通过 int4 量化,MiniCPM-Llama3-V 2.5 仅需 8GB 显存即可推理。
Model(模型) | GPU Memory(显存) |
---|---|
MiniCPM-Llama3-V 2.5 | 19 GB |
Phi-3-vision-128K-Instruct | 12 GB |
MiniCPM-Llama3-V 2.5 (int4) | 8 GB |
In most benchmarks, MiniCPM-Llama3-V 2.5 achieves better performance compared with Phi-3-vision-128K-Instruct. Moreover, MiniCPM-Llama3-V 2.5 also exhibits lower latency and better throughtput even without quantization.

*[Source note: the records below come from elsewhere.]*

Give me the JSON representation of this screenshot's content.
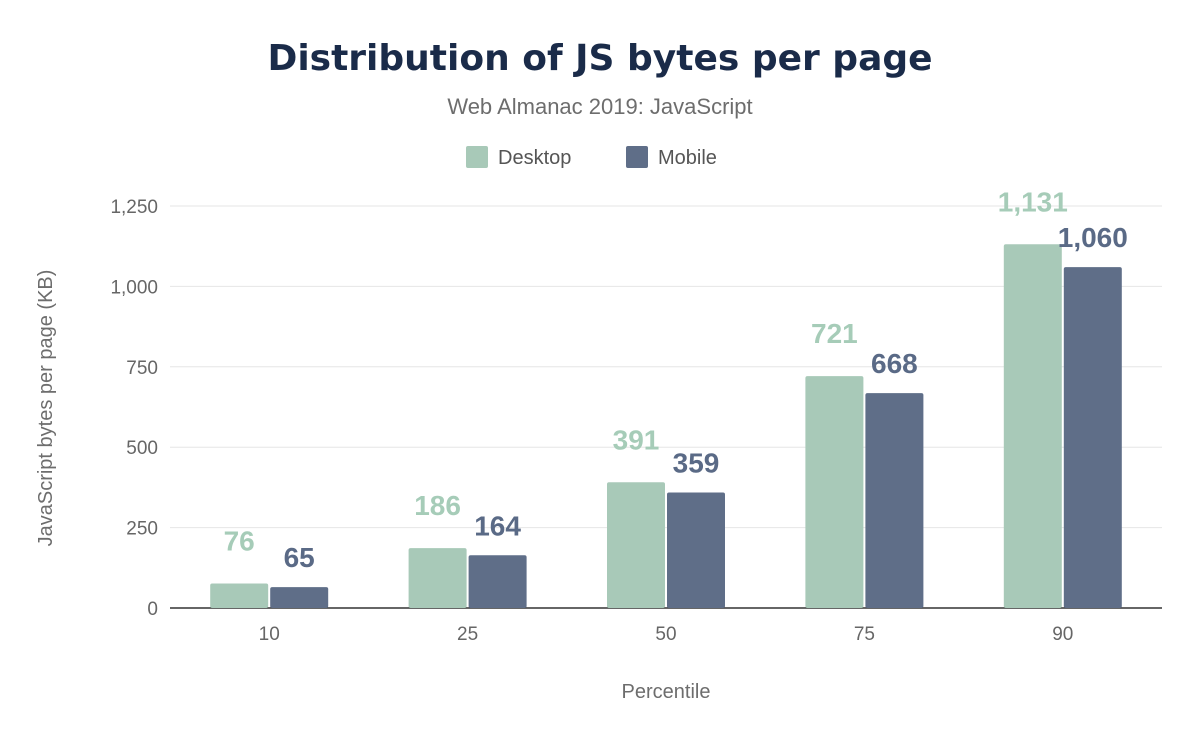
{
  "chart_data": {
    "type": "bar",
    "title": "Distribution of JS bytes per page",
    "subtitle": "Web Almanac 2019: JavaScript",
    "xlabel": "Percentile",
    "ylabel": "JavaScript bytes per page (KB)",
    "categories": [
      "10",
      "25",
      "50",
      "75",
      "90"
    ],
    "ylim": [
      0,
      1250
    ],
    "yticks": [
      0,
      250,
      500,
      750,
      1000,
      1250
    ],
    "ytick_labels": [
      "0",
      "250",
      "500",
      "750",
      "1,000",
      "1,250"
    ],
    "grid": true,
    "legend_position": "top-center",
    "series": [
      {
        "name": "Desktop",
        "values": [
          76,
          186,
          391,
          721,
          1131
        ],
        "labels": [
          "76",
          "186",
          "391",
          "721",
          "1,131"
        ],
        "color": "#a8c9b8",
        "label_color": "#a6ccb8"
      },
      {
        "name": "Mobile",
        "values": [
          65,
          164,
          359,
          668,
          1060
        ],
        "labels": [
          "65",
          "164",
          "359",
          "668",
          "1,060"
        ],
        "color": "#5f6e88",
        "label_color": "#5a6a86"
      }
    ]
  }
}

在大多数评测集上, MiniCPM-Llama3-V 2.5 相比于 Phi-3-vision-128K-Instruct 都展现出了更优的性能表现。 即使未经量化,MiniCPM-Llama3-V 2.5 的推理延迟和吞吐率也都更具优势。
Phi-3-vision-128K-Instruct | MiniCPM-Llama3-V 2.5 | |
---|---|---|
Size(参数) | 4B | 8B |
First Token Latency(首token延迟)2 | L: 330ms, M: 330ms, H: 330ms | L: 48ms, M: 145ms, H: 278ms |
Throughtput(吞吐率)2 | 30 tokens/s | 41 tokens/s |
OpenCompass 2024/05 | 53.7 | 58.8 |
OCRBench | 639.0 | 725.0 |
RealworldQA | 58.8 | 63.5 |
TextVQA | 72.2 | 76.6 |
ScienceQA | 90.8 | 89.0 |
POPE | 83.4 | 87.2 |
MathVista | 44.5 | 54.3 |
MMStar | 47.4 | 51.8 |
LLaVA Bench | 64.2 | 86.7 |
AI2D | 76.7 | 78.4 |
1. Evaluation environment: A800 GPU, flash-attn=2.4.3, batch-size=1.

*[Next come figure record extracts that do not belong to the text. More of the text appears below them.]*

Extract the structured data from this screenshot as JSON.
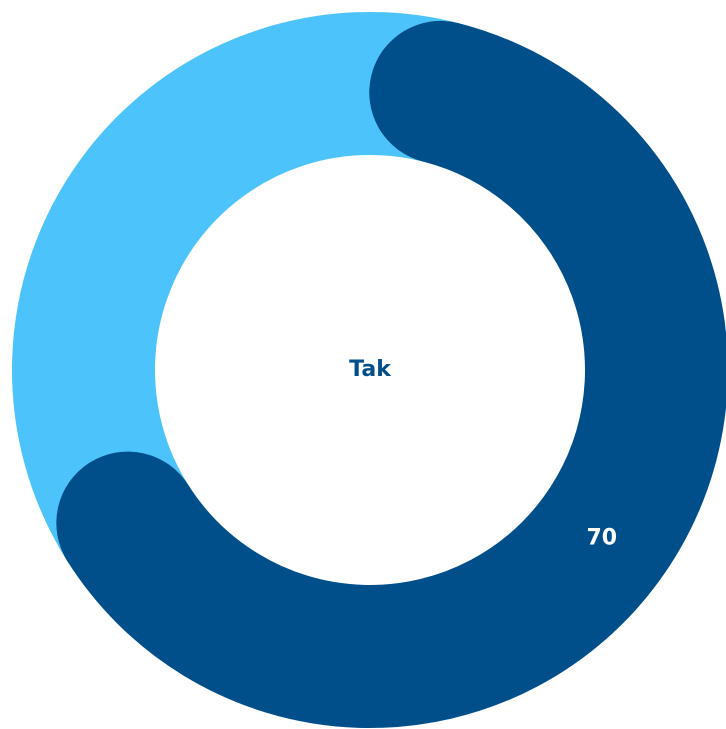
{
  "chart_data": {
    "type": "donut",
    "categories": [
      "Tak",
      null
    ],
    "values": [
      70,
      30
    ],
    "colors": [
      "#004f8b",
      "#4cc3fa"
    ]
  }
}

MiniCPM-Llama3-V 2.5 exhibits stronger multilingual capabilities compared with Phi-3-vision-128K-Instruct on LLaVA Bench.
MiniCPM-Llama3-V 2.5 在对话和推理评测榜单 LLaVA Bench 上展现出了比 Phi-3-vision-128K-Instruct 更强的多语言的性能。